Mises further points out that in its origins, the revolt against science “did not aim at the natural sciences, but at economics. The attack against the natural sciences was only the logically necessary outcome of the attack against economics. It was impermissible to dethrone reason in one field only and not to question it in other branches of knowledge also.” Mises observes that “the economists had entirely demolished the fantastic delusions of the socialist utopians,” and it was this—rather than any concerns about omniscience—that explain their revolt against reason:
The communist ideas were done for. The socialists were absolutely unable to raise any objection to the devastating criticism of their schemes and to advance any argument in their favor. It seemed as if socialism was dead forever. Only one way could lead the socialists out of this impasse. They could attack logic and reason.
It was inevitable, therefore, that the attempt to destroy capitalism would end up also attacking science. It is from the anticapitalists and antiracists that we hear the slogan “science must fall.” Drawing upon Karl Marx’s view that logic is determined by class (Mises calls this “Marxian polylogism”), they have promoted the idea that logic is determined by race (racial polylogism) and therefore argue that scientific principles developed by members of one race are invalid for other races.
As Rothbard explains in Economic Controversies, the science of human action is based on the nature of man as a being with free will and the ability to choose: “To ignore this primordial fact about the nature of man—to ignore his volition, his free will—is to misconstrue the facts of reality and therefore to be profoundly and radically unscientific.” When polylogists deny that human beings share in common the ability to choose and deny that reason and rationality are essential attributes of human nature, they are rejecting both human nature and science as a discipline based on rational inquiry.

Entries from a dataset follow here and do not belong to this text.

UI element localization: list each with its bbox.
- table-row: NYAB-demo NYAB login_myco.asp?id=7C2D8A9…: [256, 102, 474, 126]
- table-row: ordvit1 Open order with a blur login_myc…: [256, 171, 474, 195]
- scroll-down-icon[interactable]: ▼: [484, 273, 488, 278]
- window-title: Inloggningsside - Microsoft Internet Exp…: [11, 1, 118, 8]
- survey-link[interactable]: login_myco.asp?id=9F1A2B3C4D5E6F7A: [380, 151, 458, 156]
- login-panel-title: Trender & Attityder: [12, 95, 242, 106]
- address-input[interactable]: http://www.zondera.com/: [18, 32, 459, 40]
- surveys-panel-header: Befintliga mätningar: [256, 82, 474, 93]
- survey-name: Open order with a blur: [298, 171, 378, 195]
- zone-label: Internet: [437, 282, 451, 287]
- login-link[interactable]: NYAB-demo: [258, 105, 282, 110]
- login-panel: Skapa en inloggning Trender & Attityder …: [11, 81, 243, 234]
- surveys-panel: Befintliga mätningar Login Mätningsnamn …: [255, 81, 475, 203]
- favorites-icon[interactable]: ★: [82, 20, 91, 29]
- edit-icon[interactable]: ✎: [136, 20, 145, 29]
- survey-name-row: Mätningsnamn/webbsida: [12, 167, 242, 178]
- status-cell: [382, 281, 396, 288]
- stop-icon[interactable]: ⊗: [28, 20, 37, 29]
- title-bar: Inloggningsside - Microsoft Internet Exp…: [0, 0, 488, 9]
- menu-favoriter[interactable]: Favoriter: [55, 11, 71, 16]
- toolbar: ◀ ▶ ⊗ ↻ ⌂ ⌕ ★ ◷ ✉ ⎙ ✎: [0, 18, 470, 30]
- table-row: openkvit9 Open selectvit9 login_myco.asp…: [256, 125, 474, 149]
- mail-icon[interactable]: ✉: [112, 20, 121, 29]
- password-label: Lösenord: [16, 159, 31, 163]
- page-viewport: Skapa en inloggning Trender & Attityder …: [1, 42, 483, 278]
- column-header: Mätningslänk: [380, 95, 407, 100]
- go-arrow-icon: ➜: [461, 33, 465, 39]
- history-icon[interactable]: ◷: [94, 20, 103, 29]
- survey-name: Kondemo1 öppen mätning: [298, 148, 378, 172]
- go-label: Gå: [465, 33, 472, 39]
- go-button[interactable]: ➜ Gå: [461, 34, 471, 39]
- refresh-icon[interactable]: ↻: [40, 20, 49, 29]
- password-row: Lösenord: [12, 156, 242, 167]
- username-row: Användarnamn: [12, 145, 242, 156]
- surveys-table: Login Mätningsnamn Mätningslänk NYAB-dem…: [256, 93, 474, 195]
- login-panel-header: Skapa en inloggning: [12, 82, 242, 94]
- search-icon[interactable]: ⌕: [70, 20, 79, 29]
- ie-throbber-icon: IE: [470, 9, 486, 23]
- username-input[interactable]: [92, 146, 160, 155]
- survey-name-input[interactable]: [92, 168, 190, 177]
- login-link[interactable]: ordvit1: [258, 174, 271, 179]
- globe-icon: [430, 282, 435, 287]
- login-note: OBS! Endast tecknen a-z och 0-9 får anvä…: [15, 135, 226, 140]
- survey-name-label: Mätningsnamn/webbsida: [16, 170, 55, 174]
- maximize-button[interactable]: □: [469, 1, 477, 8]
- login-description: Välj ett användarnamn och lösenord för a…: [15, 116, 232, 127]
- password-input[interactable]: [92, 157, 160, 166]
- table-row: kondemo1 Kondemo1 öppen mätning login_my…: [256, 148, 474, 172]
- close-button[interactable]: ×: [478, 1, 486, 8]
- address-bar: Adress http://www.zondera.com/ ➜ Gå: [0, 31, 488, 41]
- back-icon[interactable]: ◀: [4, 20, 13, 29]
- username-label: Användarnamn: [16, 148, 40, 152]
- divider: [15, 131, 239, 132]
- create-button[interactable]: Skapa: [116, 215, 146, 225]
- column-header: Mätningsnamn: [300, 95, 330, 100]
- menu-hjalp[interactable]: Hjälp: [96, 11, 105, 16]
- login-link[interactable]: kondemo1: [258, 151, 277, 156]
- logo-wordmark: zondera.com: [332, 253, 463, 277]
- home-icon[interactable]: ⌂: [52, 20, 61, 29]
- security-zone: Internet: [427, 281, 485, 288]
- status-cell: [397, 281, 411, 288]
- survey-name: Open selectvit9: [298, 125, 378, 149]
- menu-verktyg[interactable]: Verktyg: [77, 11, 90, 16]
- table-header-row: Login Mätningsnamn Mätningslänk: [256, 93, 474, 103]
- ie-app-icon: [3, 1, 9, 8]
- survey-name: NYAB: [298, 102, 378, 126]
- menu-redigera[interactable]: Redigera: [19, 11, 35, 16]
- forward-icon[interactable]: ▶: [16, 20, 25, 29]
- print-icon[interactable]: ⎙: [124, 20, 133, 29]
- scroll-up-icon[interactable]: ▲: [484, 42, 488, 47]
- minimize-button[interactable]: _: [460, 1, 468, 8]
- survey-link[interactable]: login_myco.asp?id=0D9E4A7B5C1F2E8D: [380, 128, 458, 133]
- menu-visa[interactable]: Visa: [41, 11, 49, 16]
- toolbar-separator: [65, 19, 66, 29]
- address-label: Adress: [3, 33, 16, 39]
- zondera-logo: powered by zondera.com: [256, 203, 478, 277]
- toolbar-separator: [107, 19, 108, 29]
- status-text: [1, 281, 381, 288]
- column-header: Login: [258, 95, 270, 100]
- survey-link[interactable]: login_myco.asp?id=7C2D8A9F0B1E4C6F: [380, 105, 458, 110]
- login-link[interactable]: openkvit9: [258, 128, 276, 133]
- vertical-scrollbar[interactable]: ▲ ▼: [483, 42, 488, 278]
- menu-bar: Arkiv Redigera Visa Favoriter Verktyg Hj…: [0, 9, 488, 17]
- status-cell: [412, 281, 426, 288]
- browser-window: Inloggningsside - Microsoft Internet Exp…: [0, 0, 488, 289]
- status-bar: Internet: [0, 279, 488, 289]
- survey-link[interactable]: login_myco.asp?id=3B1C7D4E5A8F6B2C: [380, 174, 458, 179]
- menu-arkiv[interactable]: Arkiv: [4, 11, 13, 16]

One of the gravest implications of this assault on reason and science is that it leaves people from different cultures with no foundation for cooperation and peaceful coexistence. As Mises warns in The Clash of Group Interests, “If the members of the various groups are not even in a position to agree with regard to mathematical and physical theorems and biological problems, they will certainly never find a pattern for a smoothly functioning social organization.” At present, we cannot even agree on what is a woman, much less on the meaning of justice. If we cannot reason together, we must resign ourselves to endless conflict, lacking a common foundation or even a common language with which to understand the world. This is ultimately why science is worth defending—not simply because it enables humanity to make progress and thrive, but also because without objective scientific principles, we are left with nothing but endless conflict.